Connect to Databricks

This document provides instructions on how to configure a Databricks connection with Sigma.

Requirements

  • Admin privileges in your Sigma organization; see Account types.
  • Admin privileges in Databricks
  • We recommend that you avoid granting excessive permissions to the account you use when connecting to your data store; for example, you do not require SYSADMIN-level access.

Limitations

When connecting from Sigma to a Databricks data store, Sigma does not support the following features and interactions:

  • Dataset warehouse views
  • Connecting to the warehouse through OAuth
  • Support for function ArrayDistinct

Configure Databricks

Complete the following steps in Databricks before you add a Databricks connection to Sigma.

  1. Create a Databricks SQL endpoint if one doesn't already exist; see Databricks documentation on their specific SQL dialect. Databricks SQL endpoints are only available for Databricks accounts on their Premium plan or higher.

  2. We recommend that you disable Auto stop on your Databricks endpoint. In the Databricks SQL menu, navigate to SQL Warehouses and select the endpoint to use in Sigma.

  3. Click Edit in the more ••• menu and turn off Auto stop.

    📘

    If Auto stop is enabled for your Databricks SQL endpoint, then your first query will be slow or timeout when the SQL endpoint is in a suspended state.

    Starter_Endpoint.png

  4. Go to the SQL Admin Console to grant privileges to Databrick users or groups to add to Sigma.
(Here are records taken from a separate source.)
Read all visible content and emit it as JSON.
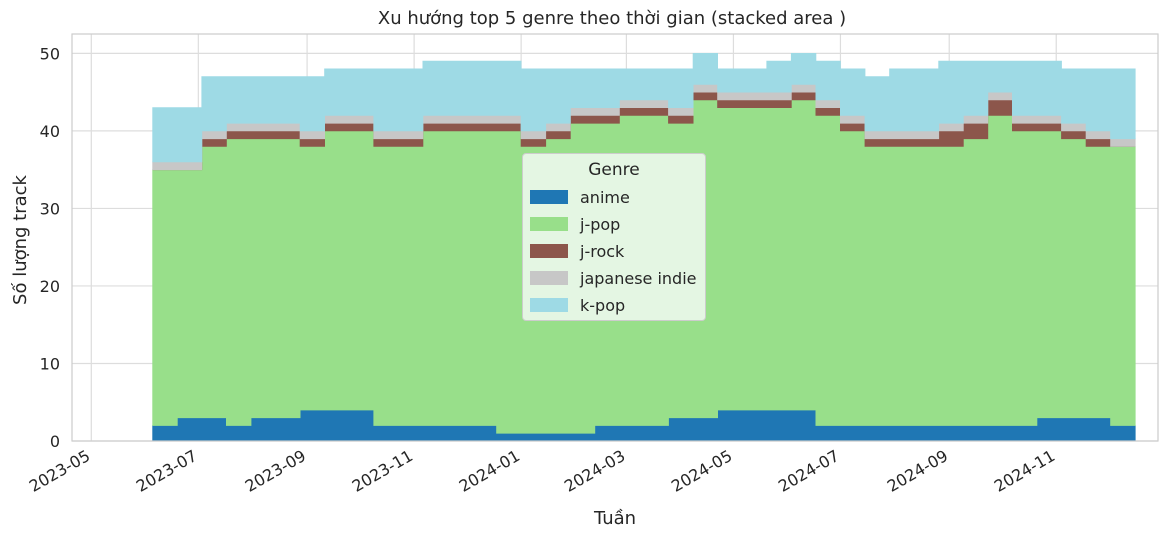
{
  "chart_data": {
    "type": "area",
    "stacked": true,
    "title": "Xu hướng top 5 genre theo thời gian (stacked area )",
    "xlabel": "Tuần",
    "ylabel": "Số lượng track",
    "ylim": [
      0,
      52.5
    ],
    "xlim": [
      "2023-04-20",
      "2024-12-29"
    ],
    "yticks": [
      0,
      10,
      20,
      30,
      40,
      50
    ],
    "xticks": [
      "2023-05",
      "2023-07",
      "2023-09",
      "2023-11",
      "2024-01",
      "2024-03",
      "2024-05",
      "2024-07",
      "2024-09",
      "2024-11"
    ],
    "grid": true,
    "legend": {
      "title": "Genre",
      "placement": "center"
    },
    "x": [
      "2023-06-05",
      "2023-06-19",
      "2023-07-03",
      "2023-07-17",
      "2023-07-31",
      "2023-08-14",
      "2023-08-28",
      "2023-09-11",
      "2023-09-25",
      "2023-10-09",
      "2023-10-23",
      "2023-11-06",
      "2023-11-20",
      "2023-12-04",
      "2023-12-18",
      "2024-01-01",
      "2024-01-15",
      "2024-01-29",
      "2024-02-12",
      "2024-02-26",
      "2024-03-11",
      "2024-03-25",
      "2024-04-08",
      "2024-04-22",
      "2024-05-06",
      "2024-05-20",
      "2024-06-03",
      "2024-06-17",
      "2024-07-01",
      "2024-07-15",
      "2024-07-29",
      "2024-08-12",
      "2024-08-26",
      "2024-09-09",
      "2024-09-23",
      "2024-10-07",
      "2024-10-21",
      "2024-11-04",
      "2024-11-18",
      "2024-12-02"
    ],
    "series": [
      {
        "name": "anime",
        "color": "#1f77b4",
        "values": [
          2,
          3,
          3,
          2,
          3,
          3,
          4,
          4,
          4,
          2,
          2,
          2,
          2,
          2,
          1,
          1,
          1,
          1,
          2,
          2,
          2,
          3,
          3,
          4,
          4,
          4,
          4,
          2,
          2,
          2,
          2,
          2,
          2,
          2,
          2,
          2,
          3,
          3,
          3,
          2
        ]
      },
      {
        "name": "j-pop",
        "color": "#98df8a",
        "values": [
          33,
          32,
          35,
          37,
          36,
          36,
          34,
          36,
          36,
          36,
          36,
          38,
          38,
          38,
          39,
          37,
          38,
          40,
          39,
          40,
          40,
          38,
          41,
          39,
          39,
          39,
          40,
          40,
          38,
          36,
          36,
          36,
          36,
          37,
          40,
          38,
          37,
          36,
          35,
          36
        ]
      },
      {
        "name": "j-rock",
        "color": "#8c564b",
        "values": [
          0,
          0,
          1,
          1,
          1,
          1,
          1,
          1,
          1,
          1,
          1,
          1,
          1,
          1,
          1,
          1,
          1,
          1,
          1,
          1,
          1,
          1,
          1,
          1,
          1,
          1,
          1,
          1,
          1,
          1,
          1,
          1,
          2,
          2,
          2,
          1,
          1,
          1,
          1,
          0
        ]
      },
      {
        "name": "japanese indie",
        "color": "#c7c7c7",
        "values": [
          1,
          1,
          1,
          1,
          1,
          1,
          1,
          1,
          1,
          1,
          1,
          1,
          1,
          1,
          1,
          1,
          1,
          1,
          1,
          1,
          1,
          1,
          1,
          1,
          1,
          1,
          1,
          1,
          1,
          1,
          1,
          1,
          1,
          1,
          1,
          1,
          1,
          1,
          1,
          1
        ]
      },
      {
        "name": "k-pop",
        "color": "#9edae5",
        "values": [
          7,
          7,
          7,
          6,
          6,
          6,
          7,
          6,
          6,
          8,
          8,
          7,
          7,
          7,
          7,
          8,
          7,
          5,
          5,
          4,
          4,
          5,
          4,
          3,
          3,
          4,
          4,
          5,
          6,
          7,
          8,
          8,
          8,
          7,
          4,
          7,
          7,
          7,
          8,
          9
        ]
      }
    ]
  }
}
    • For most use cases, SELECT privileges on tables and USAGE privileges on schemas/catalogs are sufficient.
    • You need to grant SELECT privileges for each table in a schema, even if the user has USAGE privileges on the schema.
    • Tables in the catalog hive_metastore require READ_METADATA privileges.
    • To enable the use of write-access features like input tables, materialization, and CSV upload, you must grant MODIFY privileges on a write schema.
    • Unity Catalog is Databricks’s newest catalog and is currently in public preview. Eventually, it will replace Hive Metastore. If Unity Catalog is enabled, Sigma can access catalogs, schemas, and tables managed by Unity Catalog.

Configure Sigma

Before setting up a connection in Sigma, create an access token,  and gather the Server hostname and HTTP path from your Databricks Starter Endpoint

StarterEP.png

Follow these basic steps to create a connection:

  1. Click the user icon at the top right of your screen. 
    The user icon is usually composed of your initials.

  2. In the drop-down menu, select Add connection.
    Select the Add connection option

  3. The Add new connections page appears.
    The connections page lists all supported database types, as icons

  4. In the Connection details, specify these:

    Name
    Specify the Name of the new connection. Sigma displays this name in the connection list.
    Here, we use Databricks connection.
    Type
    Select the tile that represents the data warehouse you use.
    Here, click the Databricks tile.
  5. In the Connection Credentials section, specify the following:

    Host
    The address of your database.
    This can be a URL, or an IP address.
    HTTP path
    Enter the HTTP path of your Databricks cluster here.
    Access token
    Generate a token in Databricks, using these instructions, and enter its value here.
    For example, t457e0fo09iv7rwqnkof124084sou9jt.

    Connection credentials for Databricks

  6. In the Connection Features section, specify the following:

    Connection timeout
    The time before timeout (or cancellation), in seconds, that Sigma waits for the query to return results.
    Default is 120, or 2 minutes.
    Maximum is 600, or 10 minutes.
    Use friendly names
    This switch makes column names from the data source more readable.
    For example, a database column ORDER_NUMBER appears as Order Number.
    On by default.

    Connection features for Databricks

  7. In the Write Access section, decide if you require write access.
    See Set up write access.

    Enable write access
    Necessary for CSV upload and Materialization.
    Off by default.
    If on, specify the Write schema field.
    Write catalog
    The catalog where Sigma writes tables. 
    The first layer of the object hierarchy, used to organize your data assets.
    Appears only if Enable write access is on.
    Write schema
    The schema where Sigma writes tables. 
    The second layer of the object hierarchy, and contain tables and views; also known as databases.
    Appears only if Enable write access is on.

    Write access for the connection

  8. After you specify all the parameters of the connection, click Create.

  9. After you successfully create your connection, Sigma displays it on the screen.
    New connection created successfully

  10. To verify your connection, click Browse Connection, and then explore the visible databases and tables.
    Explore dbs and tables

  11. Click Add Permission to grant data access for users in your organization.
    See Data permissions.
    alt

  12. The new connection also appears in the list of connections you have in your account. 

Databricks Partner Connect

Databricks is one of Sigma's partners, so you can quickly establish a connection between them through the Databricks Partner Connect interface.